Indeed the absolute master of that kind of route finding was the Captain of the China Clipper mentioned in the article - Edwin C. Musick.

Sadly route-surveying would ultimately cost him and his crew their lives when the modified S-42 they were flying in an attempt to survey a route to New Zealand exploded in flight.

Which hints at something that’s worth remembering about Trippe, which perhaps gets skipped over a little bit in the article – that he was utterly ruthless as a businessman.

He would bid below cost on contracts if he knew it meant he could take out a competitor, bid (and win) contracts for services he didn’t know how to deliver and gamble on the smart people he employed to work out a way of doing it. He'd also beg and bully the likes of Sikorsky, Martin and Boeing into pushing seaplane technology forward and then promise them contracts (so they invested their own cash in development) and then go with a rival at the last minute having used that as leverage to get them to lower their price.

From memory, for example, Martin (now the "Martin" part of Lockheed Martin) almost went bust developing the M-156 Flying Boat because Trippe had promised him a big order if he’d work out how to build it, and then promptly turned round and handed the contract to Boeing once Martin had cracked a lot of the inherent issues of designing something that size to go that range. Martin ended up having to flog the entire design to the Soviets before the war in a desperate attempt to avoid going bust.

Ultimately that ruthlessness helped him build Pan Am into what it was though, and my god is it hard not to wish I’d been alive (and rich enough) to fly on a Clipper during their heyday!

Couple of other things that jump out to me:

She touches on the whole thing about their not being a direct trans-Atlantic route to Britain until relatively late before the war. The reasons for this weren’t technical – or at least not from the American side – the deal was that Pan Am would get permission to run one when there was a British plane that was capable of doing a transatlantic flight as well.

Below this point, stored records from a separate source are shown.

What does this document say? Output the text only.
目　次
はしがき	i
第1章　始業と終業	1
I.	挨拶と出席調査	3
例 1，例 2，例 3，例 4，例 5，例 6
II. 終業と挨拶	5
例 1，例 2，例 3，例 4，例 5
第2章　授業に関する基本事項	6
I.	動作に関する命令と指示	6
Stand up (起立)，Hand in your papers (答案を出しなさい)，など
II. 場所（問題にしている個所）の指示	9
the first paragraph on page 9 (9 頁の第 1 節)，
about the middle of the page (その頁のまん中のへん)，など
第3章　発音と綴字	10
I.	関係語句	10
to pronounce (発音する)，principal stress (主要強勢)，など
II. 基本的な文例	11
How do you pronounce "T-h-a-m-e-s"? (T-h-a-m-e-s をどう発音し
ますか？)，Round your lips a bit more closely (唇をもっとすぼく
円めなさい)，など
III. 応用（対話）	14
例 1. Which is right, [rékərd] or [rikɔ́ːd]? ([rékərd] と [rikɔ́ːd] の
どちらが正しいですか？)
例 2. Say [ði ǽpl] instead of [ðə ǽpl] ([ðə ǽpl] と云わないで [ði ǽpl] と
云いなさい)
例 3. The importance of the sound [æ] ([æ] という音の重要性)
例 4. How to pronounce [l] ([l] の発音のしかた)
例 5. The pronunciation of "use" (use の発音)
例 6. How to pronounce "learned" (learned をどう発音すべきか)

Trippe hadn’t realised when he agreed that with the Government though that that there was far more drive from him and Pan Am to develop such a plane than than from British Imperial. It took him years of pleading, threats and the somewhat begrudging development of the truly bizarre British Short Empire before he got his route.

Finally, a couple more links. Check out Greg Bishop on Flickr for some wonderful photos from the era, and if you want a good read The man who made Pan Am is great, whilst China Clipper: The Age of the Great Boats is one of my favourite history books ever.

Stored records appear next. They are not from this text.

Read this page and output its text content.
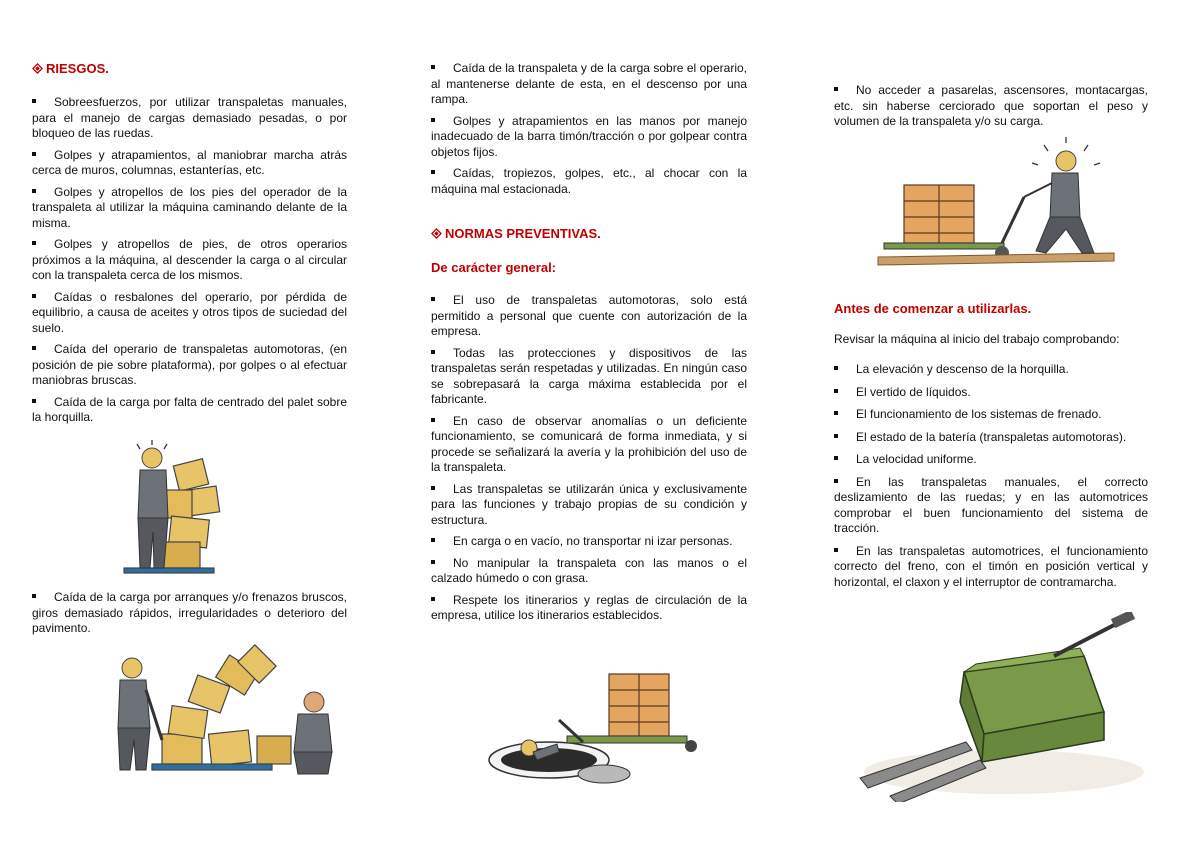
RIESGOS.
Sobreesfuerzos, por utilizar transpaletas manuales, para el manejo de cargas demasiado pesadas, o por bloqueo de las ruedas.
Golpes y atrapamientos, al maniobrar marcha atrás cerca de muros, columnas, estanterías, etc.
Golpes y atropellos de los pies del operador de la transpaleta al utilizar la máquina caminando delante de la misma.
Golpes y atropellos de pies, de otros operarios próximos a la máquina, al descender la carga o al circular con la transpaleta cerca de los mismos.
Caídas o resbalones del operario, por pérdida de equilibrio, a causa de aceites y otros tipos de suciedad del suelo.
Caída del operario de transpaletas automotoras, (en posición de pie sobre plataforma), por golpes o al efectuar maniobras bruscas.
Caída de la carga por falta de centrado del palet sobre la horquilla.
Caída de la carga por arranques y/o frenazos bruscos, giros demasiado rápidos, irregularidades o deterioro del pavimento.
Caída de la transpaleta y de la carga sobre el operario, al mantenerse delante de esta, en el descenso por una rampa.
Golpes y atrapamientos en las manos por manejo inadecuado de la barra timón/tracción o por golpear contra objetos fijos.
Caídas, tropiezos, golpes, etc., al chocar con la máquina mal estacionada.
NORMAS PREVENTIVAS.
De carácter general:
El uso de transpaletas automotoras, solo está permitido a personal que cuente con autorización de la empresa.
Todas las protecciones y dispositivos de las transpaletas serán respetadas y utilizadas. En ningún caso se sobrepasará la carga máxima establecida por el fabricante.
En caso de observar anomalías o un deficiente funcionamiento, se comunicará de forma inmediata, y si procede se señalizará la avería y la prohibición del uso de la transpaleta.
Las transpaletas se utilizarán única y exclusivamente para las funciones y trabajo propias de su condición y estructura.
En carga o en vacío, no transportar ni izar personas.
No manipular la transpaleta con las manos o el calzado húmedo o con grasa.
Respete los itinerarios y reglas de circulación de la empresa, utilice los itinerarios establecidos.
No acceder a pasarelas, ascensores, montacargas, etc. sin haberse cerciorado que soportan el peso y volumen de la transpaleta y/o su carga.
Antes de comenzar a utilizarlas.
Revisar la máquina al inicio del trabajo comprobando:
La elevación y descenso de la horquilla.
El vertido de líquidos.
El funcionamiento de los sistemas de frenado.
El estado de la batería (transpaletas automotoras).
La velocidad uniforme.
En las transpaletas manuales, el correcto deslizamiento de las ruedas; y en las automotrices comprobar el buen funcionamiento del sistema de tracción.
En las transpaletas automotrices, el funcionamiento correcto del freno, con el timón en posición vertical y horizontal, el claxon y el interruptor de contramarcha.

God I love the Clipper age. Thanks for triggering an afternoon of looking at cool photos ellieBOA!
posted by garius at 10:33 AM on February 12, 2015 [6 favorites]

Newsreel footage of 10-year-old Gore Vidal flying and landing a plane, c. 1935
(Context: His father, Eugene Luther Vidal, was Director of Air Commerce in Washington at the time, and the stunt was used as a way to promote the idea of air travel to the general public.)
posted by Atom Eyes at 10:41 AM on February 12, 2015 [3 favorites]

Found the Metafilter post, which is well worth a read.
posted by garius at 10:42 AM on February 12, 2015

I'd take a camp-cot sized berth over a modern airplane seat any day.
posted by The Underpants Monster at 2:50 PM on February 12, 2015 [1 favorite]

huh, this is timely because Midori just released its Pan Am themed series. I believe its japan only, sadly.
posted by rebent at 8:24 PM on February 12, 2015

One interesting thing about that round the world post is that a flight from the middle east to Congo is a flight from the danger zone (much of which was too risky for landing in) to somewhere where you were greeted with all modern conveniences.